La passe a donc quelque chose à voir avec cette capacité à dire quelque chose qui ne passe pas. Comme l’a dit Jacques-Alain Miller, l’AE devrait transmettre son mode singulier du ratage, pas la façon singulière d’un succès. Et pour moi, avec les langues, tu as vu que j’ai laissé le titre de mon premier témoignage en espagnol. C’était une décision, au point qu’un cher ami et collègue en Espagne m’envoie un texto pour me dire que dans le programme de Gand qui vient de sortir sur la liste NLS, le titre est en espagnol. « Est-ce que c’est une erreur ? » m’a-t-il demandé. Ce signifiant, erreur, étant un signifiant majeur de mon cas.

VC : Mais aussi la question de l’errance, c’est un signifiant lacanien ?

FS : Je trouve là un des noms que la névrose a produits comme réponse au point du manque de nom. La névrose, c’est ça : c’est une construction-réponse à ce point dont parle Lacan dans son improvisation sur l’ombilic du rêve, ce point d’exclusion du sujet de son origine3. L’expérience analytique permet de déployer la production des noms qu’on a trouvés jusqu’à l’os. L’errance relève d’une autre logique. On peut en fait opposer ‘erreur’ et ‘errance’ ici.
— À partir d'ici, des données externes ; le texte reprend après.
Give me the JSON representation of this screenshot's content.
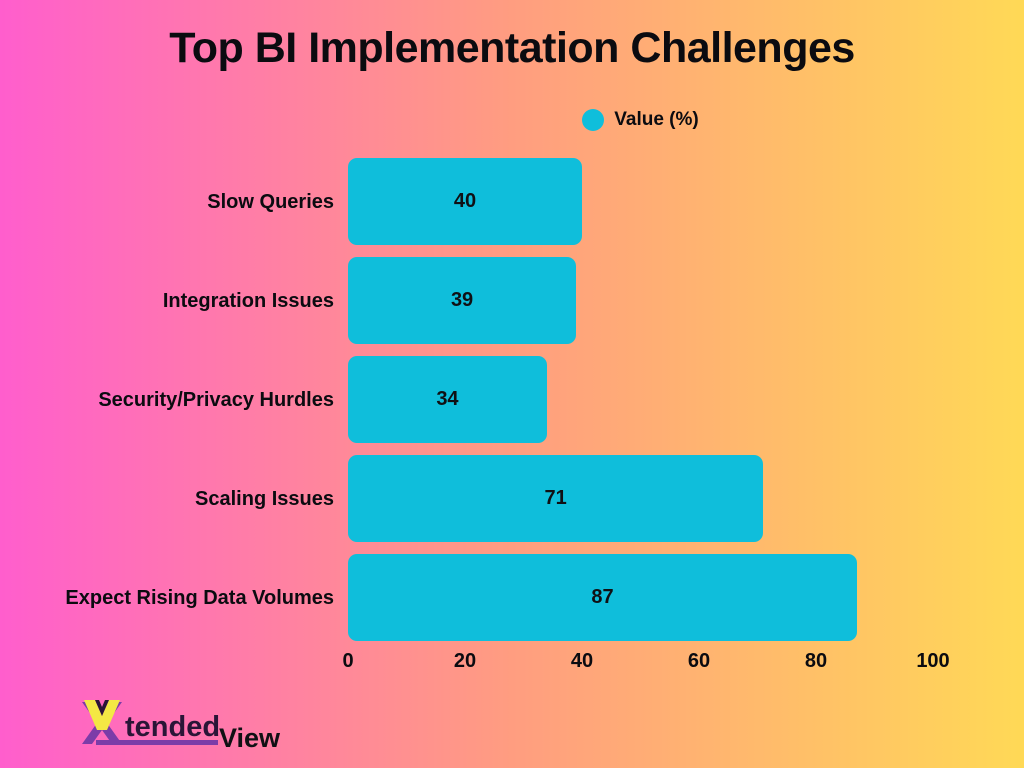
{
  "title": "Top BI Implementation Challenges",
  "legend": {
    "label": "Value (%)",
    "marker_color": "#0fbedb"
  },
  "chart_data": {
    "type": "bar",
    "orientation": "horizontal",
    "title": "Top BI Implementation Challenges",
    "categories": [
      "Slow Queries",
      "Integration Issues",
      "Security/Privacy Hurdles",
      "Scaling Issues",
      "Expect Rising Data Volumes"
    ],
    "values": [
      40,
      39,
      34,
      71,
      87
    ],
    "series_label": "Value (%)",
    "value_labels": [
      "40",
      "39",
      "34",
      "71",
      "87"
    ],
    "xlim": [
      0,
      100
    ],
    "x_ticks": [
      0,
      20,
      40,
      60,
      80,
      100
    ],
    "bar_color": "#0fbedb",
    "value_label_position": "center",
    "grid": false,
    "legend_position": "top-center"
  },
  "branding": {
    "tended": "tended",
    "view": "View"
  },
  "colors": {
    "background_left": "#ff5ecd",
    "background_mid": "#ff9d80",
    "background_right": "#ffd956",
    "bar": "#0fbedb",
    "text": "#0b0b10",
    "logo_purple": "#7c3ca8",
    "logo_yellow": "#f4e844",
    "logo_dark": "#2a1537"
  }
}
Alors mon expérience au moment où je rencontre le premier passeur, je fais cette vérification de ce qui ne passe pas, ce qui n’a pas de traduction. Et alors, une fois qu’on vérifie ça, on voit que pour pouvoir soutenir, dans le discours analytique, la fonction de l’analyste, il faut qu’on entende ce que chaque analysant dit comme une langue étrangère, ce que Lacan exprime dans les termes de « ne pas comprendre ». D’ailleurs, dans mon histoire (sauf sur un point dont je n’ai pas encore parlé), il n’y a pas d’élément qui ait à faire avec des langues. Personne dans ma famille ne parle d’autre langue.

VC : Tu es la seule ?

FS : Oui, et c’est quelque chose qui fait partie de ma solution par rapport à la souffrance attachée à cette forteresse moïque qui me laissait complètement assujettie à la férocité de la compréhension. C’est une sorte de voie pour sortir de ce que j’ai appelé ma ‘maladie de l’identité’. J’ai trouvé dans l’apprentissage des langues étrangères quelque chose d’énigmatique pour moi-même et pour ma famille : ils ne comprenaient pas, quand j’ai commencé à 12 ans à demander à aller à l’Alliance Française apprendre le français, à l’Institut Goethe apprendre l’allemand, personne ne comprenait d’où ça venait, et moi non plus (rires). Et puis, évidemment, c’est un trait de ma relation à l’École comme tel, à la NLS et à l’AMP.

VC : Est-ce que tu penses qu’on pourrait s’arrêter là ?

FS : Bien sûr ! je voudrais bien te remercier de cette conversation, qui ouvre, pas seulement vers un dialogue avec d’autres, mais qui me permet aussi de continuer le travail d’élaboration, sans laisser tomber la parole, tout en laissant que ça passe…

 

Notes :

  1. Affectio Societatis.
  2. Éric Laurent, Les trois dimensions de l’Ecole et la place de l’interprétation, Cours-Seminaire a l’EBP, 22/11/18.
  3. Jacques Lacan, « L’ombilic du rêve est un trou » [Réponse à Marcel Ritter], La cause du desir, n° 102, juin 2019.